Whether you’re looking for a little extra cash to ease those concerns over paying bills, or you want to indulge yourself and purchase Rock Band for you and your housemates, a part-time job is a sure way to receive a steady income. Not only this, but it can help to give you a variation from your standard university life while helping you to become a more rounded, dependable individual when you inevitably apply for a spring or summer internship, or a graduate job. Be careful not to exceed 15 hours a week though – you don’t want it to distract you too much from your studies/ extra-curricular activities. It’s also important to remember that if you end up earning less than £10,000 in a year, you shouldn’t pay any tax. However, as you will be paid through the Pay As You Earn (PAYE) scheme you will probably need to reclaim it at the end of the year. Visit the HMRC website to find out if you’re entitled to a refund.
NUS extra card
Purchasing a 1 year NUS extra card for only £12 will really save you costs over a variety of items. All that is required is that you are over the age of 16 and in part/full time education. With an NUS card you can receive over 200 exclusive discounts across Fashion, Mobile, Food and drink, as well as a wide range of other fields. Two and three year cards are also available for £22 and £32 respectively.

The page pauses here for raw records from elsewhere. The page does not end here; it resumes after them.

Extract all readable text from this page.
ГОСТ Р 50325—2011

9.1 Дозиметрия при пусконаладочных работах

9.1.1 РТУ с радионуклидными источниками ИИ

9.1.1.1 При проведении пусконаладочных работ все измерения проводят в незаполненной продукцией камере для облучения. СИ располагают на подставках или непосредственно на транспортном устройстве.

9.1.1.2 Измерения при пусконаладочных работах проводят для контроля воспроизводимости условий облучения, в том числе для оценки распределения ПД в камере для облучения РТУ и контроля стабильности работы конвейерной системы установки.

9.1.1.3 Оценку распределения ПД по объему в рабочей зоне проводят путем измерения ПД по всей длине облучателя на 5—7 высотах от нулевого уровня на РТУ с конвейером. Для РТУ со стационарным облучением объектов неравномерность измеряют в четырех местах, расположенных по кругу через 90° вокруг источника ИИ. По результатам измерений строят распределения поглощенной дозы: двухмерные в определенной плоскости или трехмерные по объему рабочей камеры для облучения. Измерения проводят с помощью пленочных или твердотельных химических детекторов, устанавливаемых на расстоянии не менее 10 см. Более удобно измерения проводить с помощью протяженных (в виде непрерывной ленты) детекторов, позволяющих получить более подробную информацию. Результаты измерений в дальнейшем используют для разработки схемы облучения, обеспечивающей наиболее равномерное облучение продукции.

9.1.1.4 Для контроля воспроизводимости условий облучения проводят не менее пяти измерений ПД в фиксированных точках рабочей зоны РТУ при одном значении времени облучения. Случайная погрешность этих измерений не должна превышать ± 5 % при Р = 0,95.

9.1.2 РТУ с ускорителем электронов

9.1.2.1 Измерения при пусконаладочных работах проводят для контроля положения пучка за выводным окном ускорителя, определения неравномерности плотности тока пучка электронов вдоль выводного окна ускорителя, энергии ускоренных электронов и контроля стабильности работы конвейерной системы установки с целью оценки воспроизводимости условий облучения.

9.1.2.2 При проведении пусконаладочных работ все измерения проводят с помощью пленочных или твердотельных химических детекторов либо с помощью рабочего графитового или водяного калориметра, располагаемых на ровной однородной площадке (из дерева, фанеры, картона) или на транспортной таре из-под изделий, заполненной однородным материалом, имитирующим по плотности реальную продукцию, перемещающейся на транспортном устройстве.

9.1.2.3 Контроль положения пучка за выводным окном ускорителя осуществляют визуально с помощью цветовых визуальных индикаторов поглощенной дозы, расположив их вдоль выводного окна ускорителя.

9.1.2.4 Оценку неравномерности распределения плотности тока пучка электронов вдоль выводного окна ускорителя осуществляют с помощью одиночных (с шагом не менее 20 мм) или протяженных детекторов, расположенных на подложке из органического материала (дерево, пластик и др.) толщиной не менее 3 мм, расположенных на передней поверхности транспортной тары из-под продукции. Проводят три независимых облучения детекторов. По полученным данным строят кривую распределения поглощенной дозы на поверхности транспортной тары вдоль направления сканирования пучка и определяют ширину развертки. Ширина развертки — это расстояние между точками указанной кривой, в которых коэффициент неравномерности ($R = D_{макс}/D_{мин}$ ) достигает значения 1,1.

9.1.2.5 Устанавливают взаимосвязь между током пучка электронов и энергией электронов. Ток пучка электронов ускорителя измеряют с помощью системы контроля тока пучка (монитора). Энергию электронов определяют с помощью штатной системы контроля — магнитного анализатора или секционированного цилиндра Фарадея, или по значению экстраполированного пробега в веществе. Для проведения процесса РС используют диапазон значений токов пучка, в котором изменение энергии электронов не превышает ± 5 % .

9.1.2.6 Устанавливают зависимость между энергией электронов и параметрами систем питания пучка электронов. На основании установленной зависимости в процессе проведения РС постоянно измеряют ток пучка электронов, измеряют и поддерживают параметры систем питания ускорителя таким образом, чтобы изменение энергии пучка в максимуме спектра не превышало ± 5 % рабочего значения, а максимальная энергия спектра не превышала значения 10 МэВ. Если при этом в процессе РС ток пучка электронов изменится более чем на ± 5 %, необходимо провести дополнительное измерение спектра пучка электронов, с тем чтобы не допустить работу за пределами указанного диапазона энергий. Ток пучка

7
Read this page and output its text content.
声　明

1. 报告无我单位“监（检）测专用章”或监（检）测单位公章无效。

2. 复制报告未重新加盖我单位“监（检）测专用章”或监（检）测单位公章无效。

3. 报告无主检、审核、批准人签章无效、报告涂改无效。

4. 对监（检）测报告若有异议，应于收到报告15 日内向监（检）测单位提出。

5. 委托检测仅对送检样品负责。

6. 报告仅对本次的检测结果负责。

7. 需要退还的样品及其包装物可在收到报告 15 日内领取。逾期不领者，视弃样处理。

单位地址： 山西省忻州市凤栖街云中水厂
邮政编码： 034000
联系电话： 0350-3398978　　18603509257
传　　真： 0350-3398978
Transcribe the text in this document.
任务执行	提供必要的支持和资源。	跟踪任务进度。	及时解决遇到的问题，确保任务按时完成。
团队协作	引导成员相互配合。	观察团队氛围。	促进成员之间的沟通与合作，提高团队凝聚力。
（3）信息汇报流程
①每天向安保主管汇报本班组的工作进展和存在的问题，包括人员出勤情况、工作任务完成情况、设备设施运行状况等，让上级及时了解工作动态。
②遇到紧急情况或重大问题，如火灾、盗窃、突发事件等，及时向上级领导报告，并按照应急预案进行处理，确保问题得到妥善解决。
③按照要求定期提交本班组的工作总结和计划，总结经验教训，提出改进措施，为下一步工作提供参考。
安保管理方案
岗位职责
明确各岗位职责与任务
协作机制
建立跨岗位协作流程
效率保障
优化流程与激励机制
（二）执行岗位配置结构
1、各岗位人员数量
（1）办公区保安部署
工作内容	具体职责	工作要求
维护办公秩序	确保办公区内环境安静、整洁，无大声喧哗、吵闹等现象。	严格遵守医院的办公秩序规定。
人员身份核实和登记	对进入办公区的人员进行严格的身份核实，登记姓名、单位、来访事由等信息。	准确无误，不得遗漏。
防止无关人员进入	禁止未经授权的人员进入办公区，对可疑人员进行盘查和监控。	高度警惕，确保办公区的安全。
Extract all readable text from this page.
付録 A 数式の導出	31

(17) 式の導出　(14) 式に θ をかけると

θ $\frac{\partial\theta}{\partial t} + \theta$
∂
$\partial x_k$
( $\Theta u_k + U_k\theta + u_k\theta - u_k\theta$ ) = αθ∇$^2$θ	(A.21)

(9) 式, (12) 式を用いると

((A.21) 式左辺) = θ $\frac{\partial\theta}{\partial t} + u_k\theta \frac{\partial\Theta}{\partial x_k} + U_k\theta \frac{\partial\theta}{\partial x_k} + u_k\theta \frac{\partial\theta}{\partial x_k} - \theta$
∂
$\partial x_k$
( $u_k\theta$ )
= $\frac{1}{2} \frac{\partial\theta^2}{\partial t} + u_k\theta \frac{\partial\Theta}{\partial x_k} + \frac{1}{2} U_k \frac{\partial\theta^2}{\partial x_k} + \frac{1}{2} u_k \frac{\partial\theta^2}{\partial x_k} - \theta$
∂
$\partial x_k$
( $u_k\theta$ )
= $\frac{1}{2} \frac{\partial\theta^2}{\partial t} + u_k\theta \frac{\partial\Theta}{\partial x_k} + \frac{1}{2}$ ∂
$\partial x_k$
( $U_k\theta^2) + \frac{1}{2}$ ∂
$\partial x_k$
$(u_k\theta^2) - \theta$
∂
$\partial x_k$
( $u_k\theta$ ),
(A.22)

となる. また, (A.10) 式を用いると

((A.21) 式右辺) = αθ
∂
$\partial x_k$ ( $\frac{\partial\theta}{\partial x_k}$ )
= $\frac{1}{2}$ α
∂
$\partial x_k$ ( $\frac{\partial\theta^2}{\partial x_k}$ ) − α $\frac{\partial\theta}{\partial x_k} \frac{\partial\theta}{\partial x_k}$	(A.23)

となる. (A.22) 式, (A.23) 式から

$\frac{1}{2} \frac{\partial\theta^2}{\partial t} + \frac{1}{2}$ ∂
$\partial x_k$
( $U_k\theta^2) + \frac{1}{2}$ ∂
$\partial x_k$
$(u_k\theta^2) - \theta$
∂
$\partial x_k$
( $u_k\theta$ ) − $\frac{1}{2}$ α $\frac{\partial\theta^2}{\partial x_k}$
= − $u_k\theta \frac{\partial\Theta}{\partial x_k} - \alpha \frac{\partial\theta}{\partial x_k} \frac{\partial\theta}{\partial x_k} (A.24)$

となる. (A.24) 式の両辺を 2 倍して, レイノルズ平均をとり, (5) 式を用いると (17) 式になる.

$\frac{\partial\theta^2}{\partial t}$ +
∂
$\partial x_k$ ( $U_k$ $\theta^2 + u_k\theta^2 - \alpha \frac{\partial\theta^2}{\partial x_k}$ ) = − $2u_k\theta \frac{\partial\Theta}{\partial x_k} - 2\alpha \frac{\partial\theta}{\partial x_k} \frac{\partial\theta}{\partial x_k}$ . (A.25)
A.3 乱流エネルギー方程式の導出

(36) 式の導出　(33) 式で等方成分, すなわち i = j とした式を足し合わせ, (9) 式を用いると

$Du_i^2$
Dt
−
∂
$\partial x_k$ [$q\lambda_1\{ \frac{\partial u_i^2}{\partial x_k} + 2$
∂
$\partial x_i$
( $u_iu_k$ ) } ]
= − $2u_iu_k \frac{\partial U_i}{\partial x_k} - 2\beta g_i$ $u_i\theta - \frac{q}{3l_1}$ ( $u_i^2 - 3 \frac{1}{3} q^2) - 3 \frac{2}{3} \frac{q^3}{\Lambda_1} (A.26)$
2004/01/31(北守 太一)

If you’re planning on travelling home during or at the end of term, or maybe even visiting a school friend at a different university, don’t overspend on travel fees. Purchase a 16-25 railcard at only £30 for one year or £70 for three years. This entitles you to 1/3 off all journeys easily saving you money after only a few journeys. Another good tip is instead of buying tickets for the whole journey, buy separate tickets for its constituent parts. This can decrease the price even though you’re on exactly the same train, making the same journey. Download the TicketySplit Lite iPhone app or bookmark the TicketySplit mobile site to find the right train combinations. Alternatively check out Megabus for buses costing as little as £1 plus a 50p booking fee. With prices like these, UK travel has never been easier.
Financially university is tough! Hopefully the preceding seven strategies will enable you to ease some of those money woes, and allow you to have an enjoyable university experience without money anxieties slowing you down. Managing your money at university effectively will stand you in good stead for your post-uni experiences, where you will undoubtedly pursue that illustrious graduate job.